Since then, the organization’s dues-paying members have called for a full restart and the rest of the board have resigned.

“Let’s start from scratch with a new set of people, and we don’t have to worry about what happened or didn’t happen in the past,” said Jimmy Fritz, former president of GABA and owner. by Wedding Shoppe.

“At some point you have to move on,” Fritz said. “A lot of the (most recent) board was the board that came to handle Grand Old Day 2019, and there was a lot of screaming when that was canceled.”

Eliminating the GABA office reduced monthly expenses to $ 400, buying up to a year of time. While the board is empty, many business owners continue to volunteer on individual committees, such as membership and events committees.

“Inevitably, there are people who say ‘we should have done this (or that) differently’, but it doesn’t matter now,” Fritz said. “It’s time to move on.

FEDERAL INQUIRY ON

Difficulties plagued the organization even before COVID.

Grand Old Day – the organization’s annual parade party that takes place 30 blocks each June along Grand Avenue – nearly ran aground last year amid a federal investigation into the shrinking finances of GABA.

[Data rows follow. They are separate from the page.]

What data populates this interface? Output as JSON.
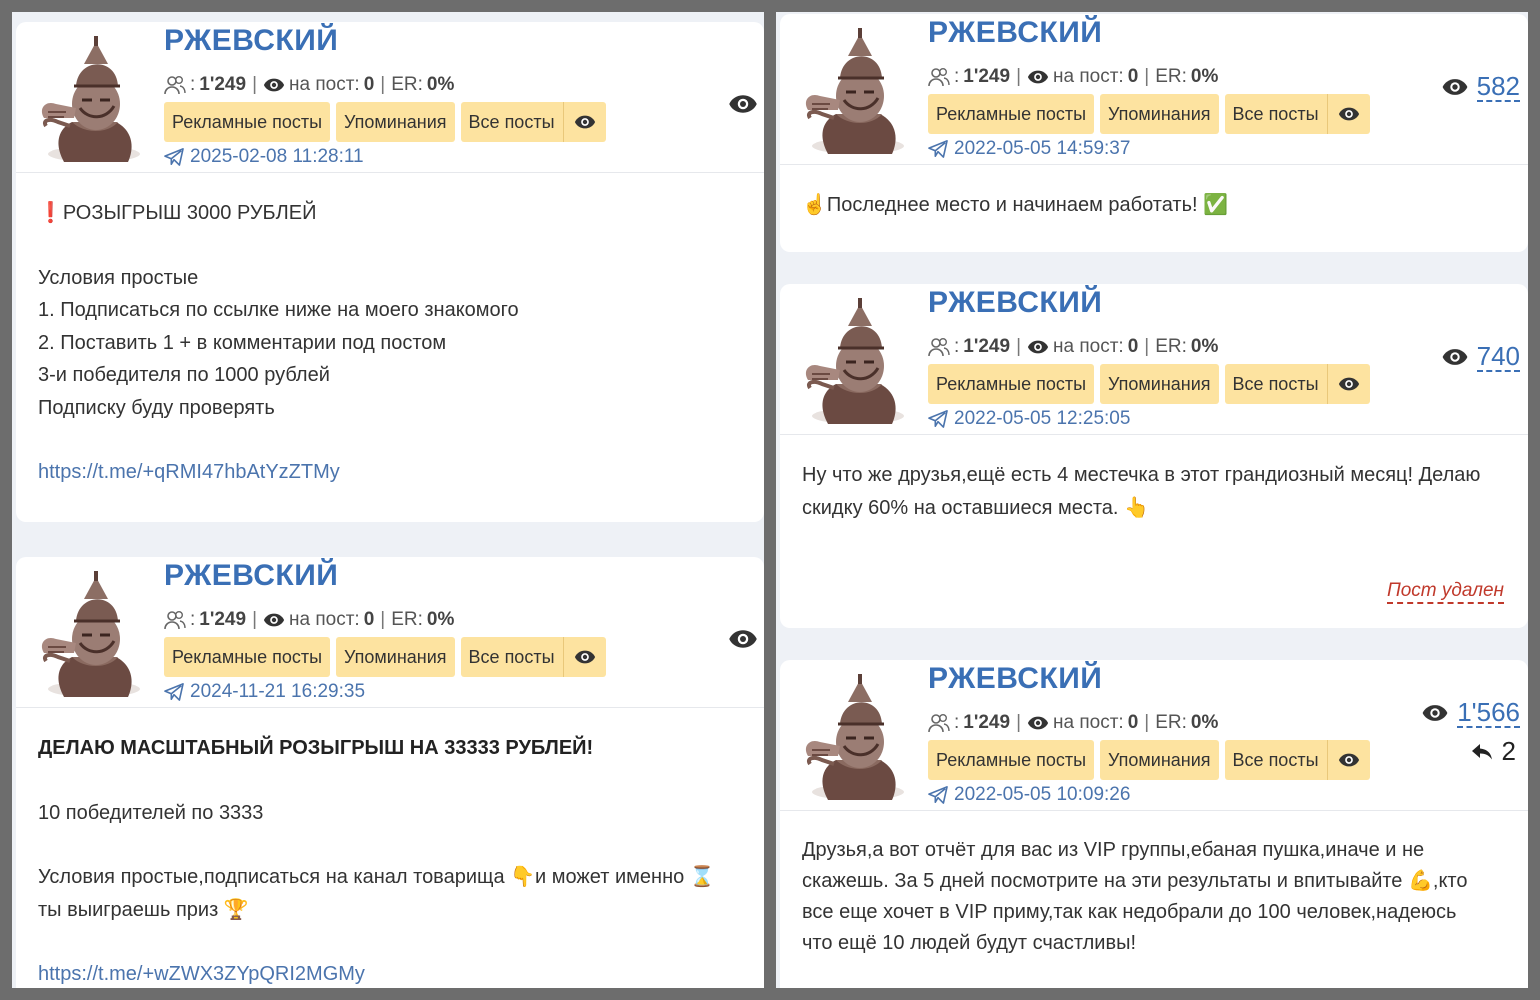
{
  "channel_name": "РЖЕВСКИЙ",
  "stats": {
    "subscribers": "1'249",
    "reach_label": "на пост:",
    "reach": "0",
    "er_label": "ER:",
    "er": "0%"
  },
  "buttons": {
    "ads": "Рекламные посты",
    "mentions": "Упоминания",
    "all": "Все посты"
  },
  "posts": [
    {
      "date": "2025-02-08 11:28:11",
      "lines": [
        "❗РОЗЫГРЫШ 3000 РУБЛЕЙ",
        "Условия простые",
        "1. Подписаться по ссылке ниже на моего знакомого",
        "2. Поставить 1 + в комментарии под постом",
        "3-и победителя по 1000 рублей",
        "Подписку буду проверять",
        "https://t.me/+qRMI47hbAtYzZTMy"
      ]
    },
    {
      "date": "2024-11-21 16:29:35",
      "lines": [
        "ДЕЛАЮ МАСШТАБНЫЙ РОЗЫГРЫШ НА 33333 РУБЛЕЙ!",
        "10 победителей по 3333",
        "Условия простые,подписаться на канал товарища 👇и может именно ⌛",
        "ты выиграешь приз 🏆",
        "https://t.me/+wZWX3ZYpQRI2MGMy"
      ]
    },
    {
      "date": "2022-05-05 14:59:37",
      "views": "582",
      "lines": [
        "☝Последнее место и начинаем работать! ✅"
      ]
    },
    {
      "date": "2022-05-05 12:25:05",
      "views": "740",
      "lines": [
        "Ну что же друзья,ещё есть 4 местечка в этот грандиозный месяц! Делаю",
        "скидку 60% на оставшиеся места. 👆"
      ],
      "status": "Пост удален"
    },
    {
      "date": "2022-05-05 10:09:26",
      "views": "1'566",
      "forwards": "2",
      "lines": [
        "Друзья,а вот отчёт для вас из VIP группы,ебаная пушка,иначе и не",
        "скажешь. За 5 дней посмотрите на эти результаты и впитывайте 💪,кто",
        "все еще хочет в VIP приму,так как недобрали до 100 человек,надеюсь",
        "что ещё 10 людей будут счастливы!"
      ]
    }
  ]
}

The investigation, conducted by the U.S. Attorney’s Office, the Secret Service and the Internal Revenue Service, focused in part on the expenses of former employees, but ended last fall without charge.

A few days after the announcement of the cancellation of the Grand Old Day 2019, a public fundraiser last summer raised $ 100,000 to revive it.

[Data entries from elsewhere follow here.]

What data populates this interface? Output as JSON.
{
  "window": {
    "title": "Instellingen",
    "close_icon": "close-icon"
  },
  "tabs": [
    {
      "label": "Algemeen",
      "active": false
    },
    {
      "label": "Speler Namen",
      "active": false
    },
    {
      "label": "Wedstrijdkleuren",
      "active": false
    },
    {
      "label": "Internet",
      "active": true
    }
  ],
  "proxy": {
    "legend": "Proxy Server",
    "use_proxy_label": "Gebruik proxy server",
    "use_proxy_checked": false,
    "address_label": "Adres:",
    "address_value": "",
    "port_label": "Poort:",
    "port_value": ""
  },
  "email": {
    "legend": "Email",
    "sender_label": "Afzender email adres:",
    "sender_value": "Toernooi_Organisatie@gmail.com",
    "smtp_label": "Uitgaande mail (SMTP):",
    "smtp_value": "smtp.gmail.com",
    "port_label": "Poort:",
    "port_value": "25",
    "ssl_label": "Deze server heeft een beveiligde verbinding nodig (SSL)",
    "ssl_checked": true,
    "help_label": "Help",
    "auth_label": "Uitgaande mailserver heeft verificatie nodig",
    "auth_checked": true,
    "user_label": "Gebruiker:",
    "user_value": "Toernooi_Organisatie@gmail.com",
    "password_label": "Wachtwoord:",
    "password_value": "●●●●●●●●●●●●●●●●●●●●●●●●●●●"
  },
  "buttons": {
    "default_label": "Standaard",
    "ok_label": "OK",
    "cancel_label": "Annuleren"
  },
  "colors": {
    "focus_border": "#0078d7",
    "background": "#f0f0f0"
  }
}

This year, the event has been canceled entirely in light of the novel coronavirus pandemic and Governor Tim Walz’s declaration of emergency, which limits public gatherings.

Despite these challenges, GABA sponsored two blood drives this year and has remained visible on online blogs and social media. He also continued planning for future events, such as PAWS on Grand, Grand Meander, a memorial to those lost to COVID-19, and plans for a new Taste of Grand 2021.

Fritz works alongside Fox to spark interest in the once-legendary organization, whose iconic parade festival had long become too expensive and labor-intensive for a volunteer-led effort.

“This is probably the time to sit down and ask yourself what a sustainable Grand Old Day will look like in the future,” said Fritz. “Maybe we could create a Grand Old Day that better fits the next 50 years. “

He wasn’t sure what it might look like, he said. “But the cost of doing the same thing every year, without charging people, relying mostly on bracelet sales, with other competing events in the area?” As the costs go up it is very difficult in an event where if it rains you are not making any money.

Other possibilities for the organization, he said, could include organizing corporate seminars on competing with Amazon, online marketing and home delivery, and other challenges that will continue. long after the pandemic.

The October 7 recruiting email says business owners must complete a self-nomination form by October 15. After that, there will be 10 voting days to fill 13 vacant board seats.